В 1041 году Генрих III Германии (у которого были свои проблемы с враждебными аристократами) постановил, что мир и перемирие будут наблюдаться в Германии со среды до утра понедельника каждую неделю в году. Затем, в 1063 году, священники в северном немецком городе Теруанн собрали еще один набор правил для мира и перемирия Бога. «Это те условия, которые вы должны соблюдать во время мира, который обычно называется перемирием Бога», – начал документ. «В течение этих четырех дней и пяти ночей ни один мужчина и женщина не будут нападать, ранить или убивать другого, а также атаковать, захватывать или уничтожать замок, город или виллу, ремеслом или насилием». Кроме того, будет соблюден мир в течение каждого дня Адвента и Великого поста, а также между церковными праздниками Вознесения и Пятидесятницей – графиком, который сделал почти три четверти года за бортом.

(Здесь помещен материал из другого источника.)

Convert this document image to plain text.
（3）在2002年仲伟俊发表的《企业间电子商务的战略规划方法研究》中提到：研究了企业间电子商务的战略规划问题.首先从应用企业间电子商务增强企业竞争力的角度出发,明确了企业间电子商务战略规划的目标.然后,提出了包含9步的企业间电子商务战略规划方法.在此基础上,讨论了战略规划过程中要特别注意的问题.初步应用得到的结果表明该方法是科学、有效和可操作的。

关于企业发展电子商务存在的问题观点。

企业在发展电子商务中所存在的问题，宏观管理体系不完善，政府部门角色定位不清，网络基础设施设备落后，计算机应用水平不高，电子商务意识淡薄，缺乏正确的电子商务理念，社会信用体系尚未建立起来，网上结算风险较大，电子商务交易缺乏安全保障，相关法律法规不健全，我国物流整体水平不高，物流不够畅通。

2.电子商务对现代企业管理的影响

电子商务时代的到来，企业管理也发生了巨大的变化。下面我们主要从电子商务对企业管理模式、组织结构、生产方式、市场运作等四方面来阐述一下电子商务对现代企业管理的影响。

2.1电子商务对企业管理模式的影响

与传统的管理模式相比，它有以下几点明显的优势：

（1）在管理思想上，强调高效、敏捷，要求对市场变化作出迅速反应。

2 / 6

Результат? Десятки и десятки немецких и французских дворян, которые были абсолютно испорчены для битвы, – и не смогли найти никого, не рискуя отлучением. Поэтому, когда в ноябре 1095 года во французском городе Клермон Урбан II объявил, что настало время вернуть Иерусалим, он отдал всем тем аристократам, которые навязывали ограничениям мира и перемирия Бога, что-то полезное для их энергии.

«Пусть те, кто несправедливо прижился, чтобы вести частную войну против верующих, теперь идут против неверных», – сказал Урбан II своей аудитории. «Пусть те, кто долгое время были разбойниками, теперь становятся рыцарями. Пусть те, кто сражались против своих братьев и родственников, теперь сражаются надлежащим образом против варваров. … Пусть те, кто идут, не откладывают путешествие. … Как только наступит зима, и наступит весна, пусть они с нетерпением отправятся на путь с Богом в качестве своего проводника ». И те, кто с нетерпением ждали, получат самую большую награду:« Все, кто умирает по дороге, будь то по земле или морем, или в битве с язычниками, будет иметь немедленное освобождение от грехов », – сказал город.

И они пошли. Тогда, как и сегодня, религиозная риторика наиболее эффективно достигла политических целей – когда она дала оправдание тому, что уже слышали слушатели, по вполне светским причинам.